The carriages were a symphony in cream leather, streamlined and smooth as infants’ buttocks. Clever machinery was concealed behind the curvaceous banks of hide; the leather was clever, too; a touch, a word and controls or information screens would appear like tattoos on the surface. The carpet was toe-deep fur pile, the raked windows tinted gold. All very sophisticated, high-tech, minimal yet with a whiff of decadence, utterly last century. This age favoured heavy wood and heavier metal: big brass clunking stuff. The Synod in Wisdom, which had little experience of and less budget for running a counterinsurgency force, had bought it cut price off a Lyxian broker who had bankrupted five generations of family fortune on speculation in mink futures. Now it ferried United Artists at speed and in fin du siècle luxury around the planet on missions of political practical joking.
“An old trainmother tells you something from a dream, and you believe the end of the world is nigh?” Grandmother Taal asked as the train took points at three hundred and eighty on to the westbound fast and powered up.
“We’re supposed to work eclectically,” Skerry said, fidgeting on a curving leather sofa. She was never comfortable sitting down for long. Weill had told Grandmother Taal she could put both legs behind her neck. I wish I could do that , thought Grandmother Taal, then realised she had a better chance now than for a long time. Bladnoch, curled at the other end of the couch, was the opposite; never happier than when horizontal. He surreptitiously watched the afternoon pelota on a televisual patch of armrest.

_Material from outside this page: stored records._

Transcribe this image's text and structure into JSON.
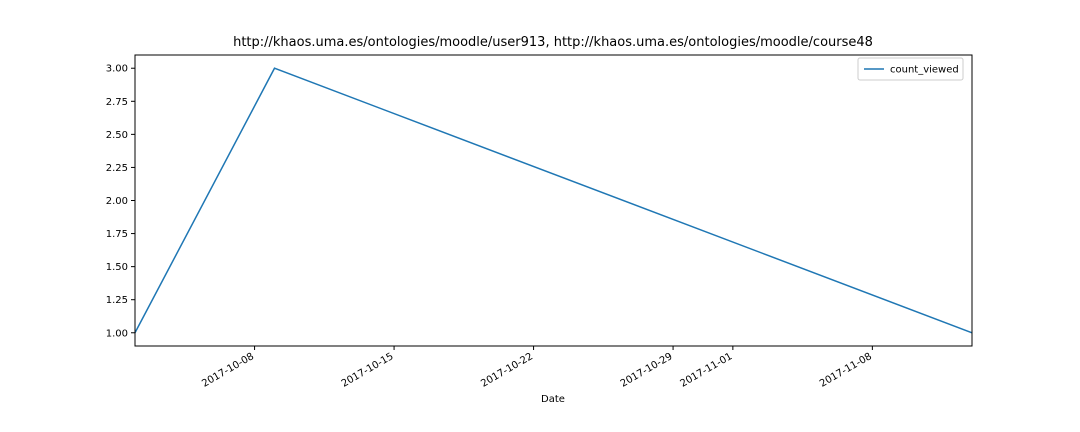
{
  "chart_data": {
    "type": "line",
    "title": "http://khaos.uma.es/ontologies/moodle/user913, http://khaos.uma.es/ontologies/moodle/course48",
    "xlabel": "Date",
    "ylabel": "",
    "x_ticks": [
      "2017-10-08",
      "2017-10-15",
      "2017-10-22",
      "2017-10-29",
      "2017-11-01",
      "2017-11-08"
    ],
    "y_ticks": [
      "1.00",
      "1.25",
      "1.50",
      "1.75",
      "2.00",
      "2.25",
      "2.50",
      "2.75",
      "3.00"
    ],
    "xlim": [
      "2017-10-02",
      "2017-11-13"
    ],
    "ylim": [
      0.9,
      3.1
    ],
    "series": [
      {
        "name": "count_viewed",
        "color": "#1f77b4",
        "x": [
          "2017-10-02",
          "2017-10-09",
          "2017-11-13"
        ],
        "y": [
          1.0,
          3.0,
          1.0
        ]
      }
    ],
    "legend": {
      "position": "top-right"
    },
    "grid": false
  }
}
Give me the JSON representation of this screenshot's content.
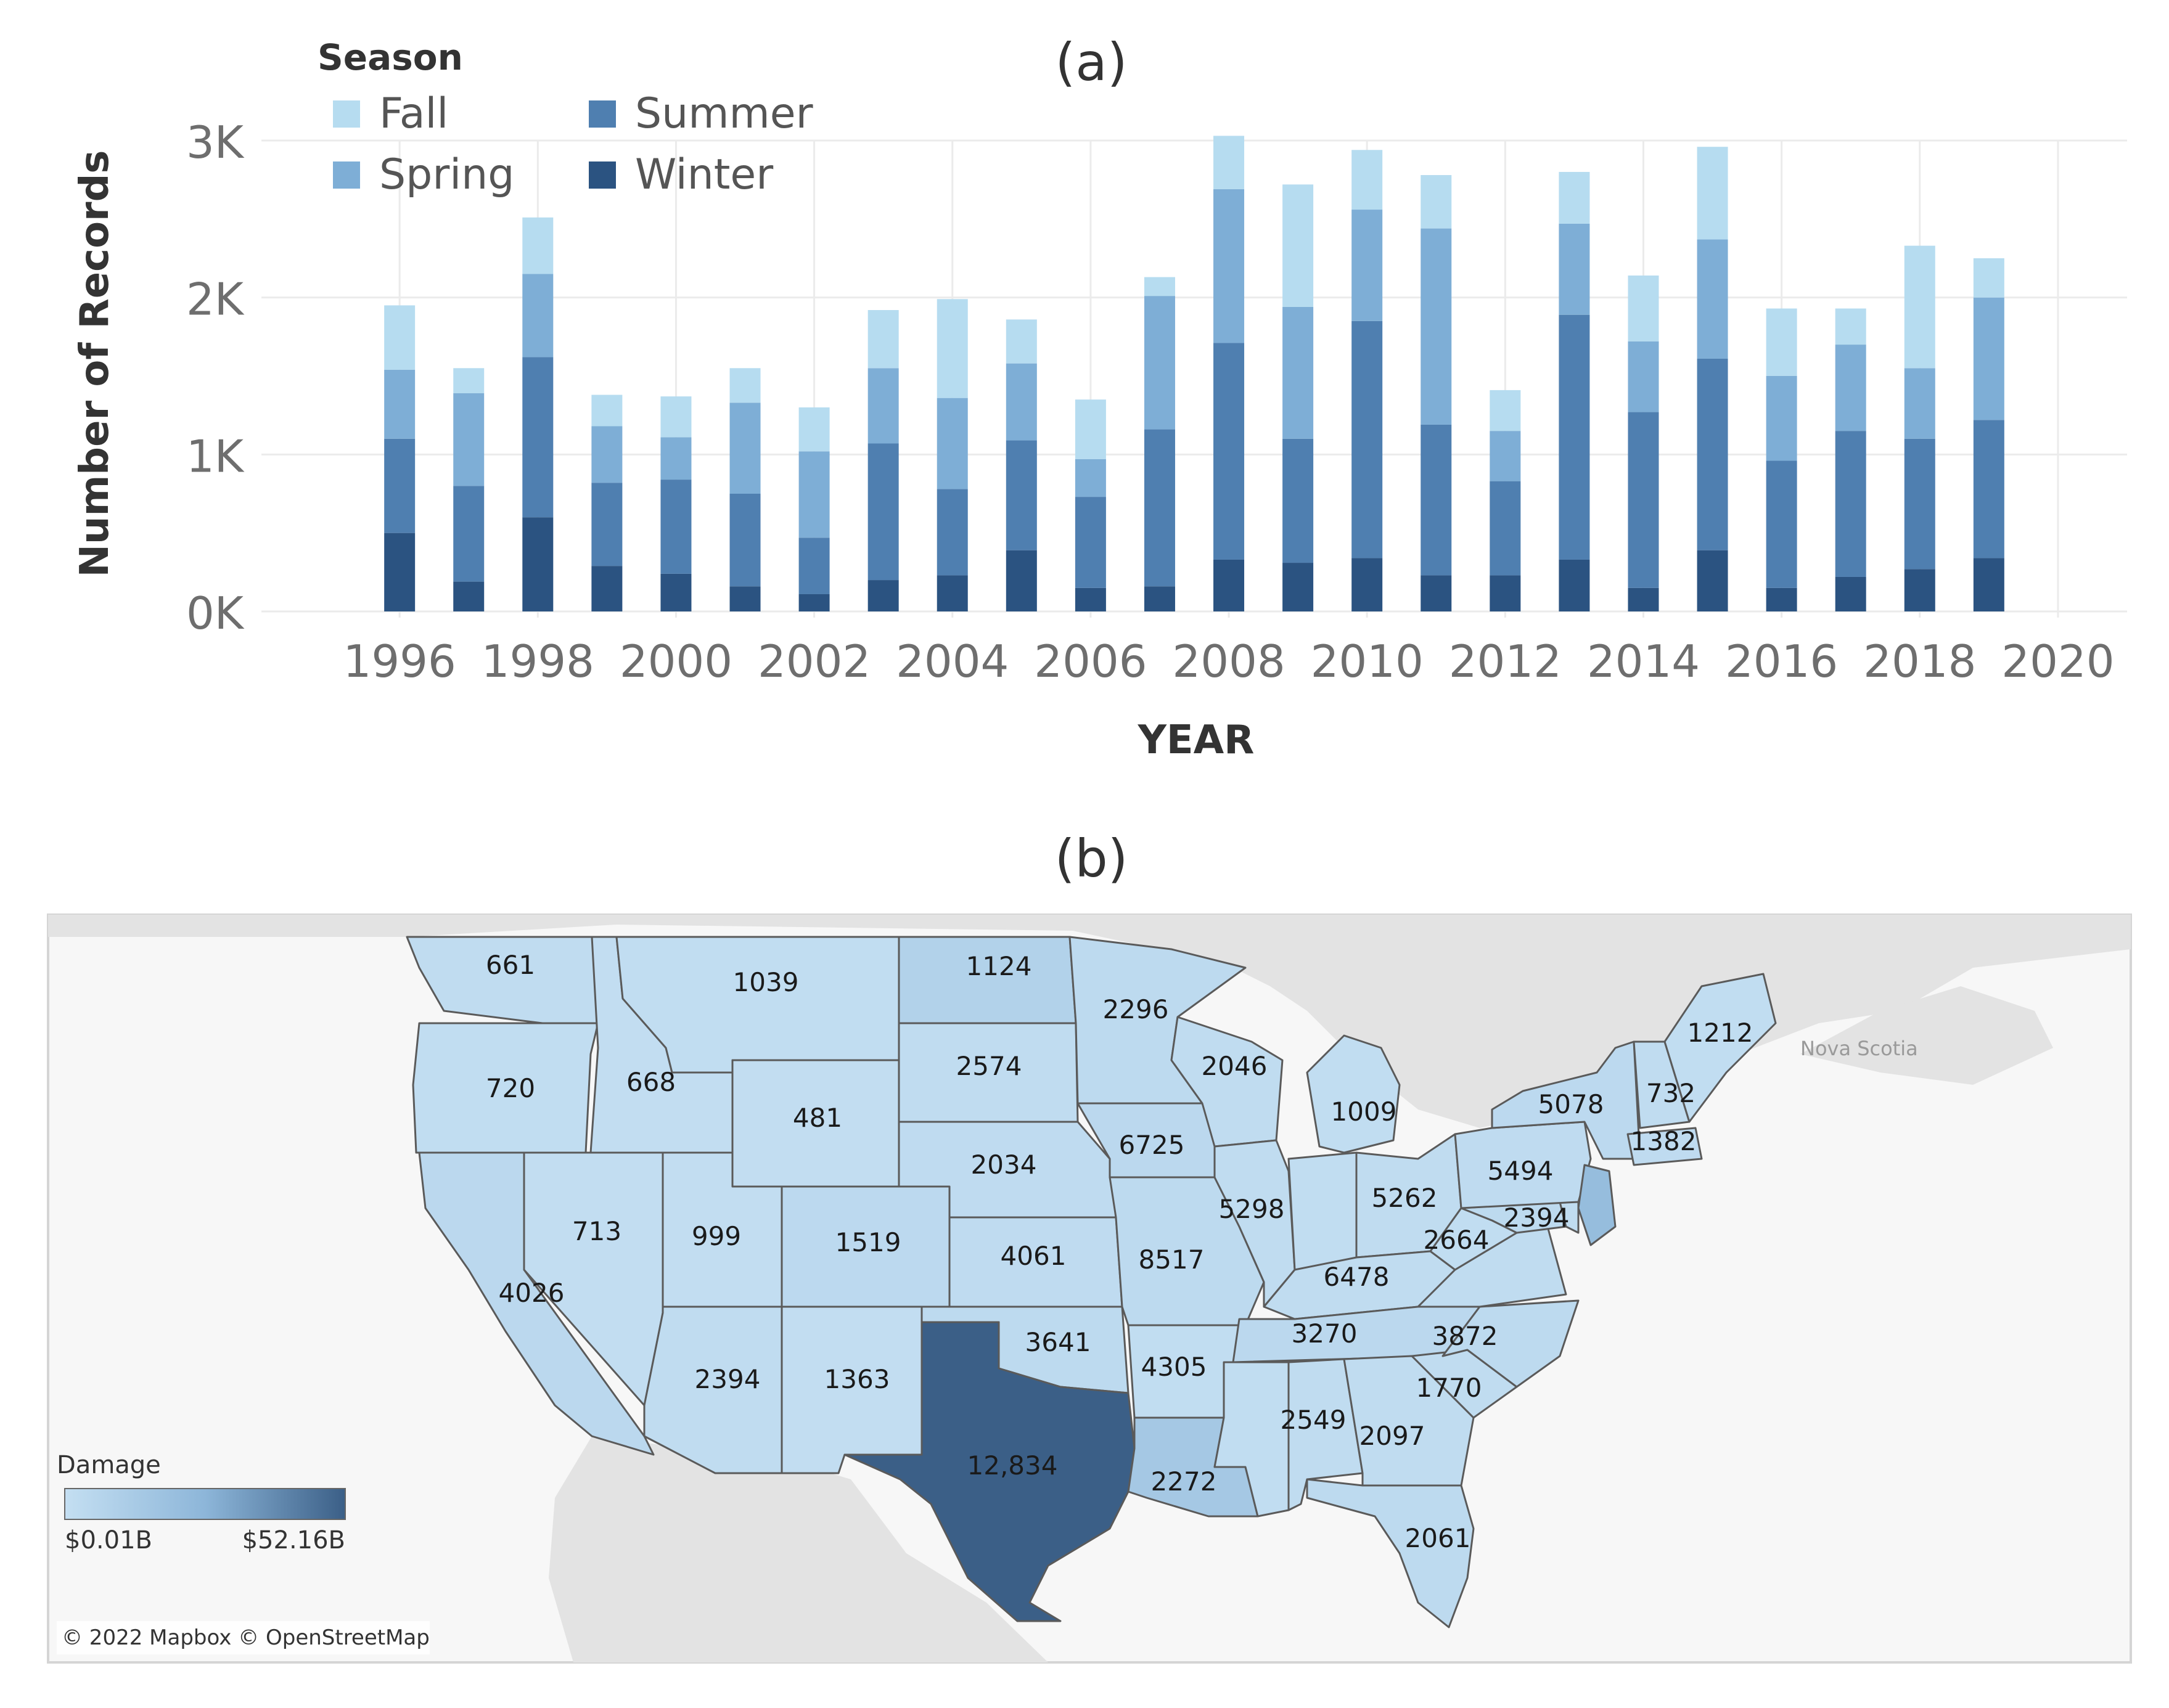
{
  "panel_a": {
    "label": "(a)",
    "legend_title": "Season",
    "xaxis_title": "YEAR",
    "yaxis_title": "Number of Records"
  },
  "panel_b": {
    "label": "(b)",
    "legend_title": "Damage",
    "legend_min": "$0.01B",
    "legend_max": "$52.16B",
    "attribution": "© 2022 Mapbox © OpenStreetMap",
    "place_label": "Nova Scotia"
  },
  "colors": {
    "Fall": "#b6dcf0",
    "Spring": "#7eaed6",
    "Summer": "#4f7fb0",
    "Winter": "#2b5381",
    "grid": "#ebebeb",
    "axis_text": "#6e6e6e",
    "ramp_low": "#c4dff2",
    "ramp_mid": "#8db6d9",
    "ramp_high": "#3b5f87",
    "land": "#e3e3e3",
    "water": "#f7f7f7",
    "state_border": "#5a5a5a"
  },
  "chart_data": [
    {
      "type": "bar",
      "stacked": true,
      "title": "(a)",
      "xlabel": "YEAR",
      "ylabel": "Number of Records",
      "x_ticks": [
        1996,
        1998,
        2000,
        2002,
        2004,
        2006,
        2008,
        2010,
        2012,
        2014,
        2016,
        2018,
        2020
      ],
      "xlim": [
        1994,
        2021
      ],
      "y_ticks": [
        0,
        1000,
        2000,
        3000
      ],
      "y_tick_labels": [
        "0K",
        "1K",
        "2K",
        "3K"
      ],
      "ylim": [
        0,
        3000
      ],
      "grid": true,
      "legend_title": "Season",
      "legend_position": "top-left",
      "categories": [
        1996,
        1997,
        1998,
        1999,
        2000,
        2001,
        2002,
        2003,
        2004,
        2005,
        2006,
        2007,
        2008,
        2009,
        2010,
        2011,
        2012,
        2013,
        2014,
        2015,
        2016,
        2017,
        2018,
        2019
      ],
      "series": [
        {
          "name": "Winter",
          "values": [
            500,
            190,
            600,
            290,
            240,
            160,
            110,
            200,
            230,
            390,
            150,
            160,
            330,
            310,
            340,
            230,
            230,
            330,
            150,
            390,
            150,
            220,
            270,
            340
          ]
        },
        {
          "name": "Summer",
          "values": [
            600,
            610,
            1020,
            530,
            600,
            590,
            360,
            870,
            550,
            700,
            580,
            1000,
            1380,
            790,
            1510,
            960,
            600,
            1560,
            1120,
            1220,
            810,
            930,
            830,
            880
          ]
        },
        {
          "name": "Spring",
          "values": [
            440,
            590,
            530,
            360,
            270,
            580,
            550,
            480,
            580,
            490,
            240,
            850,
            980,
            840,
            710,
            1250,
            320,
            580,
            450,
            760,
            540,
            550,
            450,
            780
          ]
        },
        {
          "name": "Fall",
          "values": [
            410,
            160,
            360,
            200,
            260,
            220,
            280,
            370,
            630,
            280,
            380,
            120,
            340,
            780,
            380,
            340,
            260,
            330,
            420,
            590,
            430,
            230,
            780,
            250
          ]
        }
      ]
    },
    {
      "type": "map",
      "title": "(b)",
      "legend_title": "Damage",
      "legend_range": [
        "$0.01B",
        "$52.16B"
      ],
      "color_metric": "Damage",
      "value_metric": "Number of Records",
      "states": [
        {
          "state": "Washington",
          "value": "661",
          "level": 0.04
        },
        {
          "state": "Oregon",
          "value": "720",
          "level": 0.03
        },
        {
          "state": "California",
          "value": "4026",
          "level": 0.08
        },
        {
          "state": "Nevada",
          "value": "713",
          "level": 0.02
        },
        {
          "state": "Idaho",
          "value": "668",
          "level": 0.02
        },
        {
          "state": "Montana",
          "value": "1039",
          "level": 0.03
        },
        {
          "state": "Wyoming",
          "value": "481",
          "level": 0.02
        },
        {
          "state": "Utah",
          "value": "999",
          "level": 0.02
        },
        {
          "state": "Arizona",
          "value": "2394",
          "level": 0.04
        },
        {
          "state": "Colorado",
          "value": "1519",
          "level": 0.07
        },
        {
          "state": "New Mexico",
          "value": "1363",
          "level": 0.02
        },
        {
          "state": "North Dakota",
          "value": "1124",
          "level": 0.16
        },
        {
          "state": "South Dakota",
          "value": "2574",
          "level": 0.04
        },
        {
          "state": "Nebraska",
          "value": "2034",
          "level": 0.05
        },
        {
          "state": "Kansas",
          "value": "4061",
          "level": 0.05
        },
        {
          "state": "Oklahoma",
          "value": "3641",
          "level": 0.06
        },
        {
          "state": "Texas",
          "value": "12,834",
          "level": 1.0
        },
        {
          "state": "Minnesota",
          "value": "2296",
          "level": 0.06
        },
        {
          "state": "Iowa",
          "value": "6725",
          "level": 0.08
        },
        {
          "state": "Missouri",
          "value": "8517",
          "level": 0.06
        },
        {
          "state": "Arkansas",
          "value": "4305",
          "level": 0.03
        },
        {
          "state": "Louisiana",
          "value": "2272",
          "level": 0.28
        },
        {
          "state": "Wisconsin",
          "value": "2046",
          "level": 0.04
        },
        {
          "state": "Illinois",
          "value": "5298",
          "level": 0.04
        },
        {
          "state": "Michigan",
          "value": "1009",
          "level": 0.03
        },
        {
          "state": "Indiana",
          "value": "",
          "level": 0.03
        },
        {
          "state": "Ohio",
          "value": "5262",
          "level": 0.04
        },
        {
          "state": "Kentucky",
          "value": "6478",
          "level": 0.04
        },
        {
          "state": "Tennessee",
          "value": "3270",
          "level": 0.08
        },
        {
          "state": "Mississippi",
          "value": "",
          "level": 0.03
        },
        {
          "state": "Alabama",
          "value": "2549",
          "level": 0.04
        },
        {
          "state": "Georgia",
          "value": "2097",
          "level": 0.04
        },
        {
          "state": "Florida",
          "value": "2061",
          "level": 0.06
        },
        {
          "state": "South Carolina",
          "value": "1770",
          "level": 0.04
        },
        {
          "state": "North Carolina",
          "value": "3872",
          "level": 0.06
        },
        {
          "state": "Virginia",
          "value": "",
          "level": 0.04
        },
        {
          "state": "West Virginia",
          "value": "2664",
          "level": 0.03
        },
        {
          "state": "Maryland",
          "value": "2394",
          "level": 0.06
        },
        {
          "state": "Delaware",
          "value": "",
          "level": 0.04
        },
        {
          "state": "Pennsylvania",
          "value": "5494",
          "level": 0.05
        },
        {
          "state": "New Jersey",
          "value": "",
          "level": 0.42
        },
        {
          "state": "New York",
          "value": "5078",
          "level": 0.07
        },
        {
          "state": "New England",
          "value": "1382",
          "level": 0.05
        },
        {
          "state": "Vermont/New Hampshire",
          "value": "732",
          "level": 0.04
        },
        {
          "state": "Maine",
          "value": "1212",
          "level": 0.03
        }
      ]
    }
  ]
}
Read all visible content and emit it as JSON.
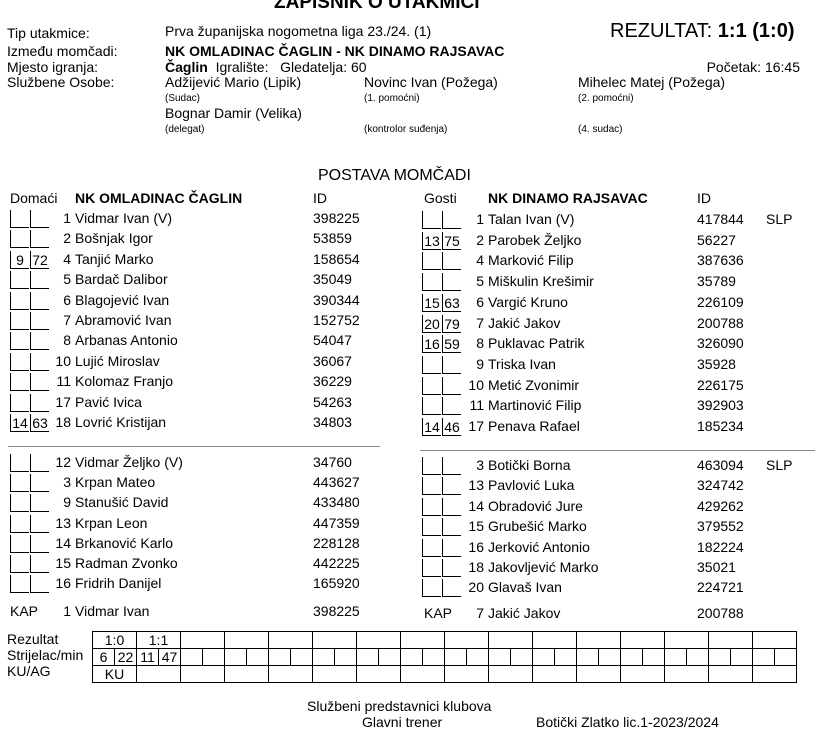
{
  "title": "ZAPISNIK O UTAKMICI",
  "header": {
    "tip_label": "Tip utakmice:",
    "tip": "Prva županijska nogometna liga 23./24. (1)",
    "rezultat_label": "REZULTAT:",
    "rezultat": "1:1 (1:0)",
    "izmedu_label": "Između momčadi:",
    "izmedu": "NK OMLADINAC ČAGLIN - NK DINAMO RAJSAVAC",
    "mjesto_label": "Mjesto igranja:",
    "mjesto": "Čaglin",
    "igraliste": "Igralište:",
    "gledatelja": "Gledatelja: 60",
    "pocetak": "Početak: 16:45",
    "osobe_label": "Službene Osobe:",
    "officials": [
      {
        "name": "Adžijević Mario (Lipik)",
        "role": "(Sudac)"
      },
      {
        "name": "Novinc Ivan (Požega)",
        "role": "(1. pomoćni)"
      },
      {
        "name": "Mihelec Matej (Požega)",
        "role": "(2. pomoćni)"
      },
      {
        "name": "Bognar Damir (Velika)",
        "role": "(delegat)"
      },
      {
        "name": "",
        "role": "(kontrolor suđenja)"
      },
      {
        "name": "",
        "role": "(4. sudac)"
      }
    ]
  },
  "postava": "POSTAVA MOMČADI",
  "home": {
    "label": "Domaći",
    "team": "NK OMLADINAC ČAGLIN",
    "id_label": "ID",
    "starters": [
      [
        "",
        "",
        "1",
        "Vidmar Ivan  (V)",
        "398225",
        ""
      ],
      [
        "",
        "",
        "2",
        "Bošnjak Igor",
        "53859",
        ""
      ],
      [
        "9",
        "72",
        "4",
        "Tanjić Marko",
        "158654",
        ""
      ],
      [
        "",
        "",
        "5",
        "Bardač Dalibor",
        "35049",
        ""
      ],
      [
        "",
        "",
        "6",
        "Blagojević Ivan",
        "390344",
        ""
      ],
      [
        "",
        "",
        "7",
        "Abramović Ivan",
        "152752",
        ""
      ],
      [
        "",
        "",
        "8",
        "Arbanas Antonio",
        "54047",
        ""
      ],
      [
        "",
        "",
        "10",
        "Lujić Miroslav",
        "36067",
        ""
      ],
      [
        "",
        "",
        "11",
        "Kolomaz Franjo",
        "36229",
        ""
      ],
      [
        "",
        "",
        "17",
        "Pavić Ivica",
        "54263",
        ""
      ],
      [
        "14",
        "63",
        "18",
        "Lovrić Kristijan",
        "34803",
        ""
      ]
    ],
    "subs": [
      [
        "",
        "",
        "12",
        "Vidmar Željko  (V)",
        "34760",
        ""
      ],
      [
        "",
        "",
        "3",
        "Krpan Mateo",
        "443627",
        ""
      ],
      [
        "",
        "",
        "9",
        "Stanušić David",
        "433480",
        ""
      ],
      [
        "",
        "",
        "13",
        "Krpan Leon",
        "447359",
        ""
      ],
      [
        "",
        "",
        "14",
        "Brkanović Karlo",
        "228128",
        ""
      ],
      [
        "",
        "",
        "15",
        "Radman Zvonko",
        "442225",
        ""
      ],
      [
        "",
        "",
        "16",
        "Fridrih Danijel",
        "165920",
        ""
      ]
    ],
    "kap": {
      "label": "KAP",
      "num": "1",
      "name": "Vidmar Ivan",
      "id": "398225"
    }
  },
  "away": {
    "label": "Gosti",
    "team": "NK DINAMO RAJSAVAC",
    "id_label": "ID",
    "starters": [
      [
        "",
        "",
        "1",
        "Talan Ivan  (V)",
        "417844",
        "SLP"
      ],
      [
        "13",
        "75",
        "2",
        "Parobek Željko",
        "56227",
        ""
      ],
      [
        "",
        "",
        "4",
        "Marković Filip",
        "387636",
        ""
      ],
      [
        "",
        "",
        "5",
        "Miškulin Krešimir",
        "35789",
        ""
      ],
      [
        "15",
        "63",
        "6",
        "Vargić Kruno",
        "226109",
        ""
      ],
      [
        "20",
        "79",
        "7",
        "Jakić Jakov",
        "200788",
        ""
      ],
      [
        "16",
        "59",
        "8",
        "Puklavac Patrik",
        "326090",
        ""
      ],
      [
        "",
        "",
        "9",
        "Triska Ivan",
        "35928",
        ""
      ],
      [
        "",
        "",
        "10",
        "Metić Zvonimir",
        "226175",
        ""
      ],
      [
        "",
        "",
        "11",
        "Martinović Filip",
        "392903",
        ""
      ],
      [
        "14",
        "46",
        "17",
        "Penava Rafael",
        "185234",
        ""
      ]
    ],
    "subs": [
      [
        "",
        "",
        "3",
        "Botički Borna",
        "463094",
        "SLP"
      ],
      [
        "",
        "",
        "13",
        "Pavlović Luka",
        "324742",
        ""
      ],
      [
        "",
        "",
        "14",
        "Obradović Jure",
        "429262",
        ""
      ],
      [
        "",
        "",
        "15",
        "Grubešić Marko",
        "379552",
        ""
      ],
      [
        "",
        "",
        "16",
        "Jerković Antonio",
        "182224",
        ""
      ],
      [
        "",
        "",
        "18",
        "Jakovljević Marko",
        "35021",
        ""
      ],
      [
        "",
        "",
        "20",
        "Glavaš Ivan",
        "224721",
        ""
      ]
    ],
    "kap": {
      "label": "KAP",
      "num": "7",
      "name": "Jakić Jakov",
      "id": "200788"
    }
  },
  "goals": {
    "labels": [
      "Rezultat",
      "Strijelac/min",
      "KU/AG"
    ],
    "results": [
      "1:0",
      "1:1"
    ],
    "scorers": [
      [
        "6",
        "22"
      ],
      [
        "11",
        "47"
      ]
    ],
    "kuag": [
      "KU",
      ""
    ]
  },
  "footer": {
    "title": "Službeni predstavnici klubova",
    "role": "Glavni trener",
    "name": "Botički Zlatko lic.1-2023/2024"
  }
}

Backstage in the comedy clubs, the whisper was, Bladnoch, he could have been the greatest, ’cept for that addiction to televised sport .
“She means, we don’t just take the word of sweet old ladies, no matter how good their juju is,” said Mishcondereya, glowing and scrubbed from a showering off all that nasty Molesworth grit. She towelled at her hair furiously, began the laborious task of reinserting all her jewellery.
“You see, my dear, your story about the hole in the middle of the line rang true, because it’s very far from being the first,” Seskinore said, pouring Grandmother Taal a glass of mint tea. He dropped in a sugar cube, pounded it with a glass rod, gave it three swirls. “My own trade secret. On the circuit, you learn the art of good tea.” It tasted no better than most others, worse certainly than Marya Stuard’s. He continued, “Bloody things’ve been popping up all over the place. Chryse, Tempe, Axidy. Even Grand Valley. Could be hundreds of the things out in the desert we never hear about. Little breakdowns in reality. Some of those orbital processors have been running constantly for well over a thousand years, so they’re bound to be showing the strain, and of course they skimp on the maintenance budget. Perfect opportunity for our friend up there to sneak in the back way.”
“Apart from that, we’ve been keeping an eye on Devastation Harx and his crew,” Weill said, feet up on a padded mound that served as a tea-table. “We keep an eye on most of the apocalyptic religions.”